Yesterday, Mozilla capped all four bugs among 18 security advisories addressed in Firefox 28.

Firefox was by no means the only browser targeted during the annual contest; all four leading vendors failed to hold up against some of the best white hat hackers in the world. Two days ago, Google led the charge with the first set of patches addressing vulnerabilities disclosed during Pwn2Own. Google also paid out more than $150,000 to the winners of its Pwnium contest which went after bugs in Chromium and the Chrome OS.

George Hotz, known by his handle geohot and for his iPhone and PlayStation 3 jailbreaking, cashed in at both competitions.

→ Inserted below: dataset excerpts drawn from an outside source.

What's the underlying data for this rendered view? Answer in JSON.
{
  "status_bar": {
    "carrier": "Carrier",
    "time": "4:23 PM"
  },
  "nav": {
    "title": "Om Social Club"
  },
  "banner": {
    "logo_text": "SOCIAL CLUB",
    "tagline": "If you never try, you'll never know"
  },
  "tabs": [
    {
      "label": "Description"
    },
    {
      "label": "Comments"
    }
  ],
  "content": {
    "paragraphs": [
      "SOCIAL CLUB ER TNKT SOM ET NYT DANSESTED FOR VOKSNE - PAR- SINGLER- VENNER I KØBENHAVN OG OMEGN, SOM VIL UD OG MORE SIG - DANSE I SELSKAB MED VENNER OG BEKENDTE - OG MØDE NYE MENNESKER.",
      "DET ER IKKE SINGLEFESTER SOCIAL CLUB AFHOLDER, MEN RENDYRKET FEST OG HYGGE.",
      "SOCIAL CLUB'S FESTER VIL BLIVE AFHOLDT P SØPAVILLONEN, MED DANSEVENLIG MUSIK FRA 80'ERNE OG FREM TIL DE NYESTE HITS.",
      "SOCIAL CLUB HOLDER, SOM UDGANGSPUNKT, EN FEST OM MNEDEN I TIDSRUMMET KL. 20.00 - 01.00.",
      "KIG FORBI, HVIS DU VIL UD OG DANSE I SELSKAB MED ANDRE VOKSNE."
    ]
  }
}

The 24-year-old claimed a $50,000 prize for a zero-day in Firefox that also affected Thunderbird and Seamonkey, Mozilla said.

Mozilla said in its advisory that Hotz discovered an issue where values are copied from an array into a second, neutered array. “This allows for an out-of-bounds write into memory, causing an exploitable crash leading to arbitrary code execution,” Mozilla said in its advisory.

Hotz’s big prize, however, came during the Pwnium event when he scored a $150,000 prize for a persistent code execution bug discovered in the Chrome OS. Pwn2Own and Pwnium veteran hacker Pinkie Pie also found a sandbox code execution and kernel out of bounds vulnerabilities; Google has yet to announce his prize.

Three other Pwn2Own bugs were patched by Mozilla in Firefox 28.

Researcher Juri Aedla, a frequent Google bug-hunter, found a zero-day code execution bug in the browser. Mozilla said in its advisory that:  “TypedArrayObject does not handle the case where ArrayBuffer objects are neutered, setting their length to zero while still in use. This leads to out-of-bounds reads and writes into the JavaScript heap, allowing for arbitrary code execution.”

Researchers from French exploit vendor VUPEN were the big winners during Pwn2Own and Pwnium, cashing in six times, including a Firefox zero day. Team VUPEN found a memory corruption issue leading to an exploitable use-after-free condition. Founder Chaouki Bekrar told Threatpost that the discovery of the zero-day required running more than 60 million test cases through a fuzzer.

Polish researcher Mariusz Mlynski was the fourth Pwn2Own contestant to topple Firefox. He combined two vulnerabilities to gain privilege escalation.

“Combined these two bugs allow an attacker to load a JavaScript URL that is executed with the full privileges of the browser, which allows arbitrary code execution,” Mozilla said in its advisory.

Firefox 28 addressed one more critical vulnerability, actually a set of memory safety hazards, Mozilla said.

“Some of these bugs showed evidence of memory corruption under certain circumstances, and we presume that with enough effort at least some of these could be exploited to run arbitrary code,” Mozilla said in its advisory.